Objects are uploaded.

About this task

You can integrate Ceph Object Gateway with Trino for S3 select operations.

The following are some benefits of using Trino:

Trino is a complete SQL engine.
Pushes down S3 select requests wherein the Trino engine identifies part of the SQL statement that is cost effective to run on the server-side.
Uses the optimization rules of Ceph/S3select to enhance performance.
Leverages IBM Storage Ceph scalability and divides the original object into multiple equal parts, performs S3 select requests, and merges the request.

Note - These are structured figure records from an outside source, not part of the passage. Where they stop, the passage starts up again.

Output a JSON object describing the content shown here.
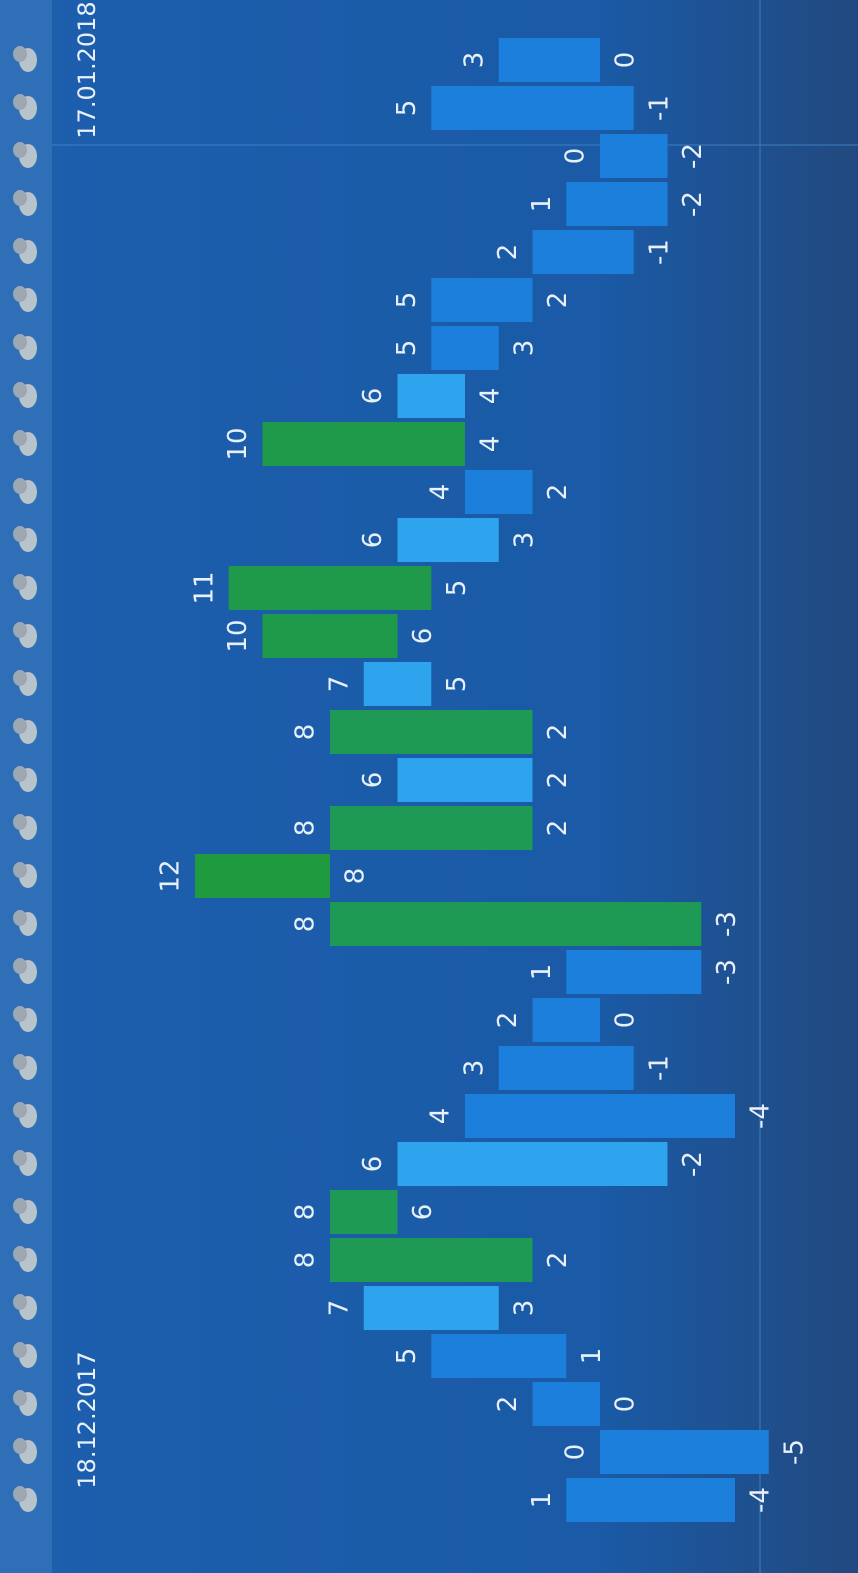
{
  "chart_data": {
    "type": "range_bar",
    "categories": [
      "18.12.2017",
      null,
      null,
      null,
      null,
      null,
      null,
      null,
      null,
      null,
      null,
      null,
      null,
      null,
      null,
      null,
      null,
      null,
      null,
      null,
      null,
      null,
      null,
      null,
      null,
      null,
      null,
      null,
      null,
      null,
      "17.01.2018"
    ],
    "highs": [
      1,
      0,
      2,
      5,
      7,
      8,
      8,
      6,
      4,
      3,
      2,
      1,
      8,
      12,
      8,
      6,
      8,
      7,
      10,
      11,
      6,
      4,
      10,
      6,
      5,
      5,
      2,
      1,
      0,
      5,
      3
    ],
    "lows": [
      -4,
      -5,
      0,
      1,
      3,
      2,
      6,
      -2,
      -4,
      -1,
      0,
      -3,
      -3,
      8,
      2,
      2,
      2,
      5,
      6,
      5,
      3,
      2,
      4,
      4,
      3,
      2,
      -1,
      -2,
      -2,
      -1,
      0
    ],
    "colors": [
      "#1c7fdc",
      "#1c7fdc",
      "#1c7fdc",
      "#1c7fdc",
      "#2ea3ee",
      "#1f9a55",
      "#1f9a55",
      "#2ea3ee",
      "#1c7fdc",
      "#1c7fdc",
      "#1c7fdc",
      "#1c7fdc",
      "#1f9a55",
      "#1f9a3f",
      "#1f9a55",
      "#2ea3ee",
      "#1f9a55",
      "#2ea3ee",
      "#1f9a4a",
      "#1f9a4a",
      "#2ea3ee",
      "#1c7fdc",
      "#1f9a4a",
      "#2ea3ee",
      "#1c7fdc",
      "#1c7fdc",
      "#1c7fdc",
      "#1c7fdc",
      "#1c7fdc",
      "#1c7fdc",
      "#1c7fdc"
    ]
  }
}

Important: If the s3select syntax does not work while querying through trino, use the SQL syntax.

Procedure

Deploy Trino and hive.

Clone the repository.

[cephuser@host01 ~]$ git clone https://github.com/ceph/s3select.git
[cephuser@host01 ~]$ cd s3select

Modify the hms_trino.yaml file with S3 endpoint, access key, and secret key.

[cephuser@host01 s3select]$ cat container/trino/hms_trino.yaml
version: '3'
services:
  hms:
    image: galsl/hms:dev
    container_name: hms
    environment:
      # S3_ENDPOINT the CEPH/RGW end-point-url 
      - S3_ENDPOINT=http://rgw_ip:port
      - S3_ACCESS_KEY=abc
      - S3_SECRET_KEY=abc
    # the container starts with booting the hive metastore
    command: sh -c '. ~/.bashrc; start_hive_metastore'
    ports:
      - 9083:9083
    networks:
      - trino_hms

  trino:
    image: trinodb/trino:405
    container_name: trino
    volumes:
      # the trino directory contains the necessary configuration
      - ./trino:/etc/trino
    ports:
      - 8080:8080
    networks:
      - trino_hms

networks:
  trino_hm

Modify the hive.properties file with S3 endpoint, access key, and secret key.

[cephuser@host01 s3select]$ cat container/trino/trino/catalog/hive.properties
connector.name=hive
hive.metastore.uri=thrift://hms:9083 

#hive.metastore.warehouse.dir=s3a://hive/

hive.allow-drop-table=true
hive.allow-rename-table=true
hive.allow-add-column=true
hive.allow-drop-column=true
hive.allow-rename-column=true

hive.non-managed-table-writes-enabled=true
hive.s3select-pushdown.enabled=true
hive.s3.aws-access-key=abc
hive.s3.aws-secret-key=abc

# should modify per s3-endpoint-url
hive.s3.endpoint=http://rgw_ip:port
#hive.s3.max-connections=1
#hive.s3select-pushdown.max-connections=1

hive.s3.connect-timeout=100s
hive.s3.socket-timeout=100s
hive.max-splits-per-second=10000
hive.max-split-size=128MB

Start a Trino container to integrate Ceph Object Gateway.

[cephuser@host01 s3select]$ sudo docker compose -f ./container/trino/hms_trino.yaml up -d

Verify integration.

[cephuser@host01 s3select]$ sudo docker exec -it trino /bin/bash
trino@66f753905e82:/$ trino
trino> create schema hive.csvbkt1schema;
trino> create table hive.csvbkt1schema.polariondatacsv(c1 varchar,c2 varchar, c3 varchar, c4 varchar, c5 varchar, c6 varchar, c7 varchar, c8 varchar, c9 varchar) WITH ( external_location = 's3a://csvbkt1/',format = 'CSV');
trino> select * from hive.csvbkt1schema.polariondatacsv;

Note: The external location must point to the bucket name or a directory, and not the end file.